Do you have a few reasons to study English, or do you have few reasons?
I hope you have a few reasons! This is very similar to the difference between a little and little, as discussed in the previous post.
A few This is the expression that is used about 95 percent of the time. This expression is used to give a general idea of the quantity of something, and is somewhere between “a couple” and “several.” This phrase can only be used to describe plural count nouns (cats, people, chairs, ideas, etc.) For example, if you say, “I have a few friends at work” you are simply indicating a general quantity.
Few The definition may be similar: it expresses that it is a small number of something. However, the difference is in the emphasis on and the feeling about that small number.
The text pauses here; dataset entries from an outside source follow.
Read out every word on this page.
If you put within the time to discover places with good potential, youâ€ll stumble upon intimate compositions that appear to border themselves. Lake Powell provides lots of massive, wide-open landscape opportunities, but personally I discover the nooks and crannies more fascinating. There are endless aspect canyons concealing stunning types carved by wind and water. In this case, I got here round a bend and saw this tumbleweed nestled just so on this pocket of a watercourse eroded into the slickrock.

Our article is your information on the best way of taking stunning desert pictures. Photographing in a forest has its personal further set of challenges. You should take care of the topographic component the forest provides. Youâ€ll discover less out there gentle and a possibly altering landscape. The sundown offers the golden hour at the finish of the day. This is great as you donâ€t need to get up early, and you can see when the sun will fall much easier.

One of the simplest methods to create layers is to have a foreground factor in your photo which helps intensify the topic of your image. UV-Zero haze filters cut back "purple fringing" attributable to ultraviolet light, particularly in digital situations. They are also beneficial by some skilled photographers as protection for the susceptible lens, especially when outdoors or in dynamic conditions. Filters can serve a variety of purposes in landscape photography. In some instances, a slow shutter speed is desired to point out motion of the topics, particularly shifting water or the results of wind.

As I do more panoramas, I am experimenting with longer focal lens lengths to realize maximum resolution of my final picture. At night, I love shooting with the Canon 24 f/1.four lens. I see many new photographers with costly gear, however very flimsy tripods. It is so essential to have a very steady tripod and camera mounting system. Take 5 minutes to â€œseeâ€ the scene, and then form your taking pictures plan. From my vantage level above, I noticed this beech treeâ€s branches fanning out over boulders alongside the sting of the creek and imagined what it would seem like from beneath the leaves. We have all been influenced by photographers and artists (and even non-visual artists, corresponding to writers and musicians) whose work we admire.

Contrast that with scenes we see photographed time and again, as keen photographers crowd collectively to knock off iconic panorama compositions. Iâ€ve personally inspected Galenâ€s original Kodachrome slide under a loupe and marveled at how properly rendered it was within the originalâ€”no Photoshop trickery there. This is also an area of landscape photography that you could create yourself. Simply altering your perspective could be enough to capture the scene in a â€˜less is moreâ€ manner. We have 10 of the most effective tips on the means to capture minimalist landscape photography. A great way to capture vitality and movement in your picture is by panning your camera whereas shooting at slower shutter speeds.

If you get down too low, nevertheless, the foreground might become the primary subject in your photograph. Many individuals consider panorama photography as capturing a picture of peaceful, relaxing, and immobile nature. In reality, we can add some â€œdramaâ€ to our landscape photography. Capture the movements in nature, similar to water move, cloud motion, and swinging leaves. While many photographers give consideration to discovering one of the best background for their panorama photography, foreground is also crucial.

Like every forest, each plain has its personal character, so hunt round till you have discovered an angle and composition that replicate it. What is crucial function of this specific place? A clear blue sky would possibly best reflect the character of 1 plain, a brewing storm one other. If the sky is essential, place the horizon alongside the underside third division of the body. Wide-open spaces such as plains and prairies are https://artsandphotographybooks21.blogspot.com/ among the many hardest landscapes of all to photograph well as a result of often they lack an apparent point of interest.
For example, if you say, “I have few friends at work” you are emphasizing the fact that you have only a very small number of friends, and perhaps you feel lonely or unhappy about it.
Here are a few more examples: (See what I did there?) 🙂
There are a few tickets available. (You can still buy some.)
There are few tickets available. (They are almost sold out; you should buy yours quickly.)
There were a few A’s on the test. (Acknowledging the positive fact that they did so well)
There were few A’s on the test. (Emphasizing the fact that most people did not do well)
I have a few reasons to study English. (Maybe for work, travel, or personal interest)
I have few reasons to study English. (I don’t have much motivation to study it.)
Now that you know the difference, I hope you have a few reasons for studying English!